Reduced AI Acceptance After the Generative AI Boom: Evidence From a Two-Wave Survey Study
Baumann, Joachim, Urman, Aleksandra, Leicht-Deobald, Ulrich, Roman, Zachary J., Hannák, Anikó, Christen, Markus
The rapid adoption of generative artificial intelligence (GenAI) technologies has led many organizations to integrate AI into their products and services, often without considering user preferences. Yet, public attitudes toward AI use, especially in impactful decision-making scenarios, are underexplored. Using a large-scale two-wave survey study (n_wave1=1514, n_wave2=1488) representative of the Swiss population, we examine shifts in public attitudes toward AI before and after the launch of ChatGPT. We find that the GenAI boom is significantly associated with reduced public acceptance of AI (see Figure 1) and increased demand for human oversight in various decision-making contexts.

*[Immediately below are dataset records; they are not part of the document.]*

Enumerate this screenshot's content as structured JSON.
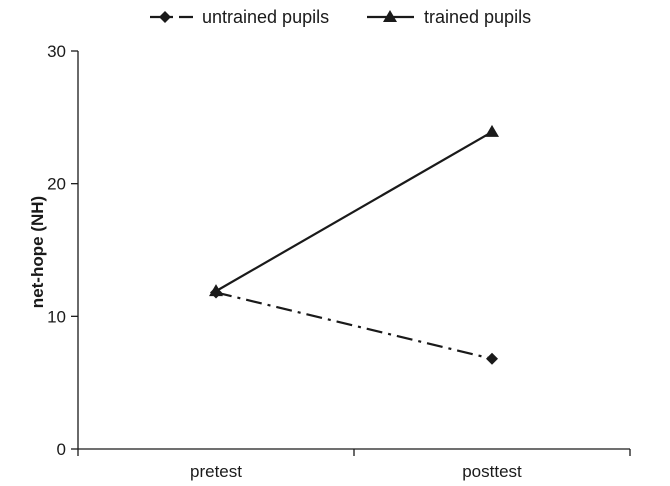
{
  "chart_data": {
    "type": "line",
    "title": "",
    "xlabel": "",
    "ylabel": "net-hope (NH)",
    "categories": [
      "pretest",
      "posttest"
    ],
    "ylim": [
      0,
      30
    ],
    "yticks": [
      0,
      10,
      20,
      30
    ],
    "grid": false,
    "legend_position": "top",
    "series": [
      {
        "name": "untrained pupils",
        "values": [
          11.8,
          6.8
        ],
        "marker": "diamond",
        "line_style": "dash-dot",
        "color": "#1a1a1a"
      },
      {
        "name": "trained pupils",
        "values": [
          11.9,
          23.9
        ],
        "marker": "triangle",
        "line_style": "solid",
        "color": "#1a1a1a"
      }
    ]
  }
}
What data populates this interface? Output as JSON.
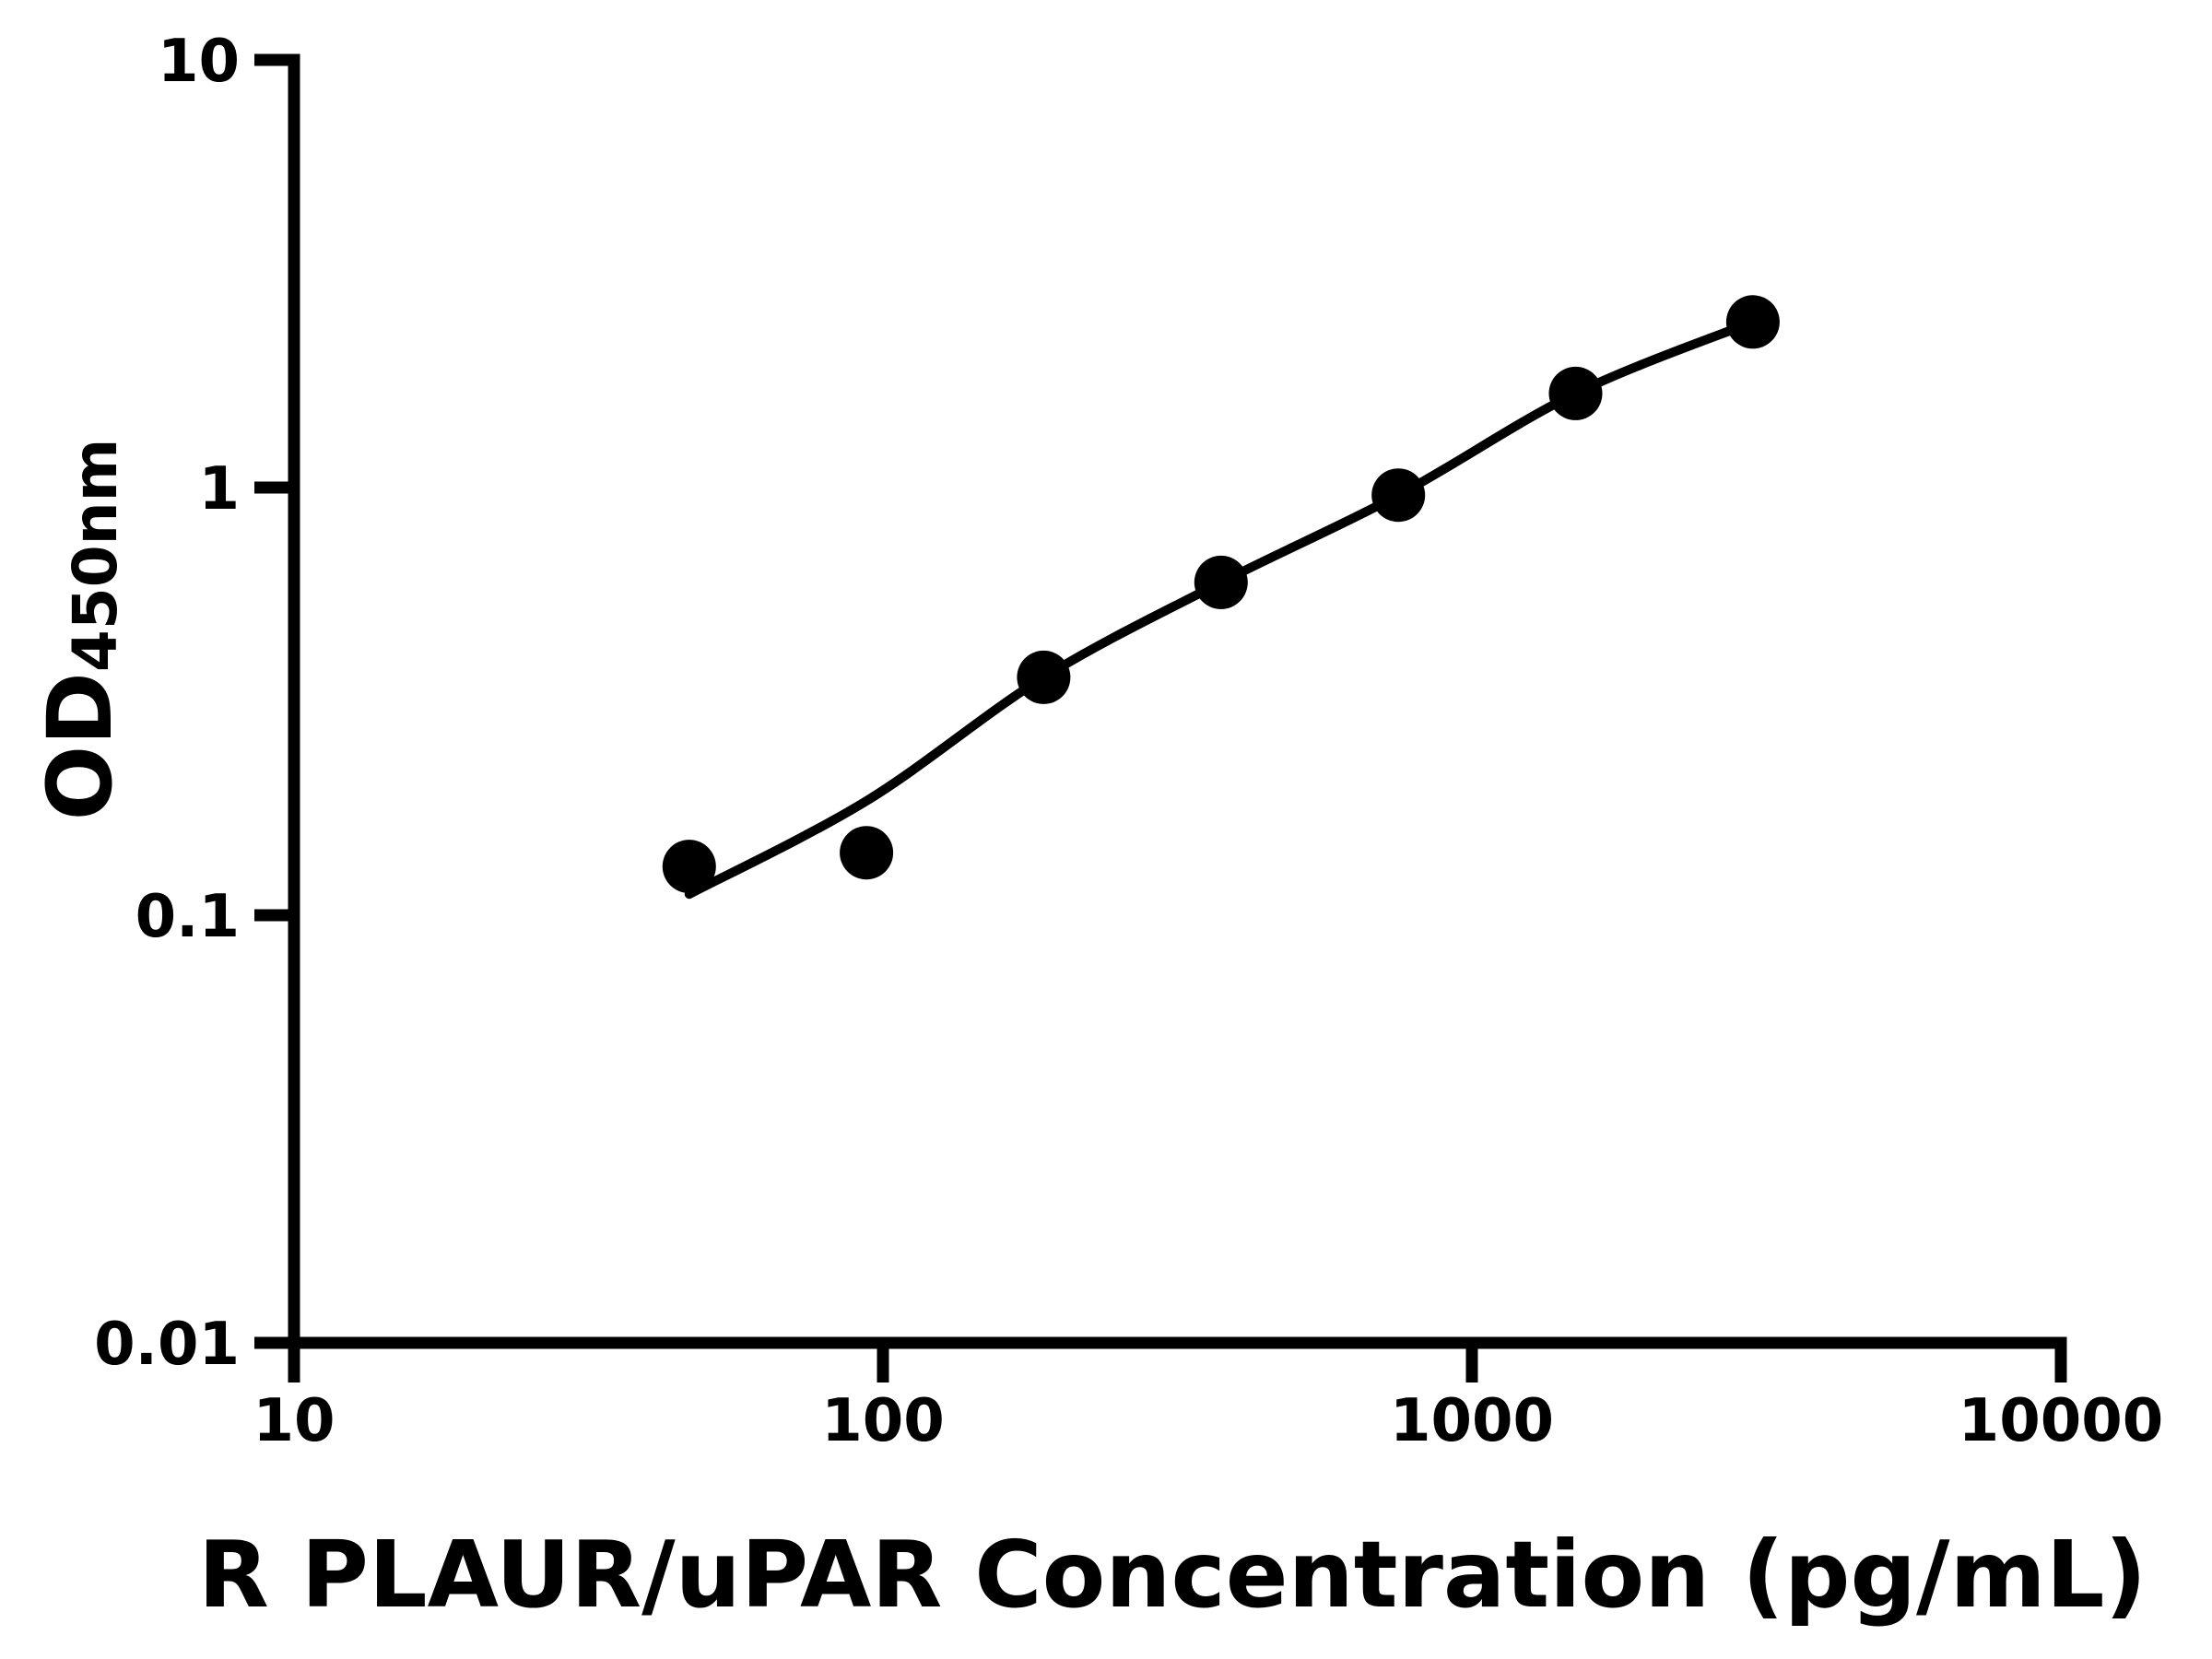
{
  "chart_data": {
    "type": "scatter",
    "title": "",
    "xlabel": "R PLAUR/uPAR Concentration (pg/mL)",
    "ylabel": "OD450nm",
    "ylabel_main": "OD",
    "ylabel_sub": "450nm",
    "x_scale": "log",
    "y_scale": "log",
    "xlim": [
      10,
      10000
    ],
    "ylim": [
      0.01,
      10
    ],
    "grid": false,
    "legend": false,
    "x_ticks": [
      {
        "value": 10,
        "label": "10"
      },
      {
        "value": 100,
        "label": "100"
      },
      {
        "value": 1000,
        "label": "1000"
      },
      {
        "value": 10000,
        "label": "10000"
      }
    ],
    "y_ticks": [
      {
        "value": 10,
        "label": "10"
      },
      {
        "value": 1,
        "label": "1"
      },
      {
        "value": 0.1,
        "label": "0.1"
      },
      {
        "value": 0.01,
        "label": "0.01"
      }
    ],
    "series": [
      {
        "name": "standards",
        "type": "scatter",
        "marker": "filled-circle",
        "color": "#000000",
        "x": [
          46.88,
          93.75,
          187.5,
          375,
          750,
          1500,
          3000
        ],
        "y": [
          0.13,
          0.14,
          0.36,
          0.6,
          0.96,
          1.66,
          2.44
        ]
      },
      {
        "name": "fitted-curve",
        "type": "line",
        "color": "#000000",
        "x": [
          46.88,
          93.75,
          187.5,
          375,
          750,
          1500,
          3000
        ],
        "y": [
          0.112,
          0.185,
          0.36,
          0.6,
          0.96,
          1.66,
          2.44
        ]
      }
    ],
    "colors": {
      "foreground": "#000000",
      "background": "#ffffff"
    }
  }
}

The proportion of respondents finding AI "not acceptable at all" increased from 23% to 30%, while support for human-only decision-making rose from 18% to 26%. These shifts have amplified existing social inequalities in terms of widened educational, linguistic, and gender gaps post-boom. Our findings challenge industry assumptions about public readiness for AI deployment and highlight the critical importance of aligning technological development with evolving public preferences.